You can use the RSS feed to subscribe using your RSS feed reader of choice. The feed entries provide the ticket subject, a link to the ticket, and the content of the first transaction on the ticket.

iCal

The iCal link uses your search to provide a feed suitable for subscribing to from a calendaring application like Mozilla Lightning (the Thunderbird calendar), Google Calendar, Microsoft Outlook, or Apple iCal. You can copy the link and use your calendar application's subscribe feature to pull in and display ticket dates.

The feed provides Starts and Due dates from the selected tickets. In RT 4.0, the calendar events are day-long events, which can be handled differently in different calendar applications. The events also contain a URL linking to the ticket and some calendars will display this link with the event.

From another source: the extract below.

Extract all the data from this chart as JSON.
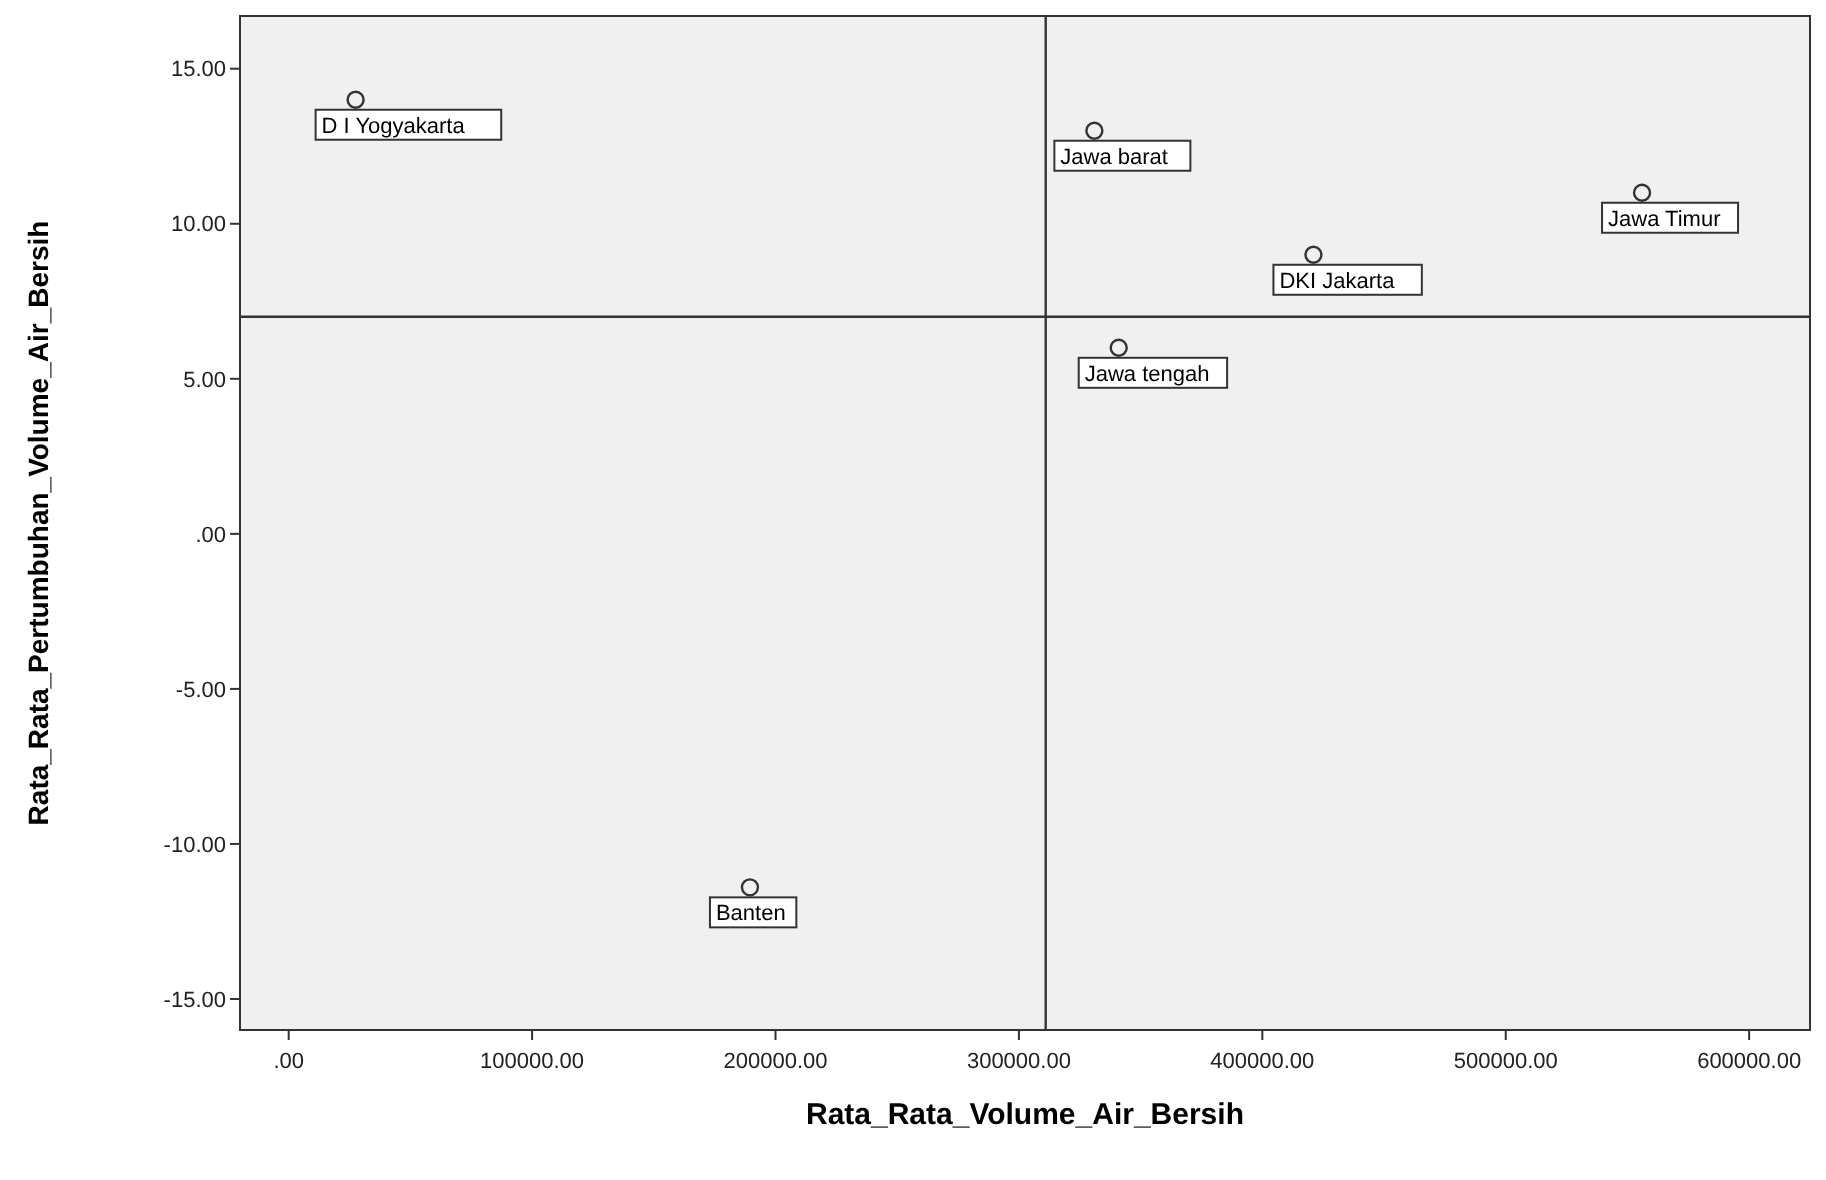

RT 4.2 adds the "$TimeInICal" in RT_Config option, which will include times in the iCal feed so you can have calendar events at a specific time. In addition, you can provide SingleEvent=1 as an additional query parameter to have tickets generate a single event using the Start and Due dates/times as the start and end values for the event. You can put the parameter on the end of the iCal feed URL, for example:

    https://myrt.example.com/NoAuth/iCal/user/...?SingleEvent=1

This is useful if you have tickets with shorter durations, like scheduled maintenance for example.

Secret Tokens

All of your RSS and iCal feeds embed a secret token that is specific to your RT user account. You should never share your feed urls with other people, otherwise they can see tickets as your user. If one of your feed urls is accidentally shared, you can reset your token to disable all old feed urls. To do so, start by logging into RT and go to Logged in as … > Settings > About me. In the lower right-hand corner, there is a link "I want to reset my secret token" and it does just that.

Note that this will disable all of your existing feeds. After updating the token, you'll need to update all of your feed urls.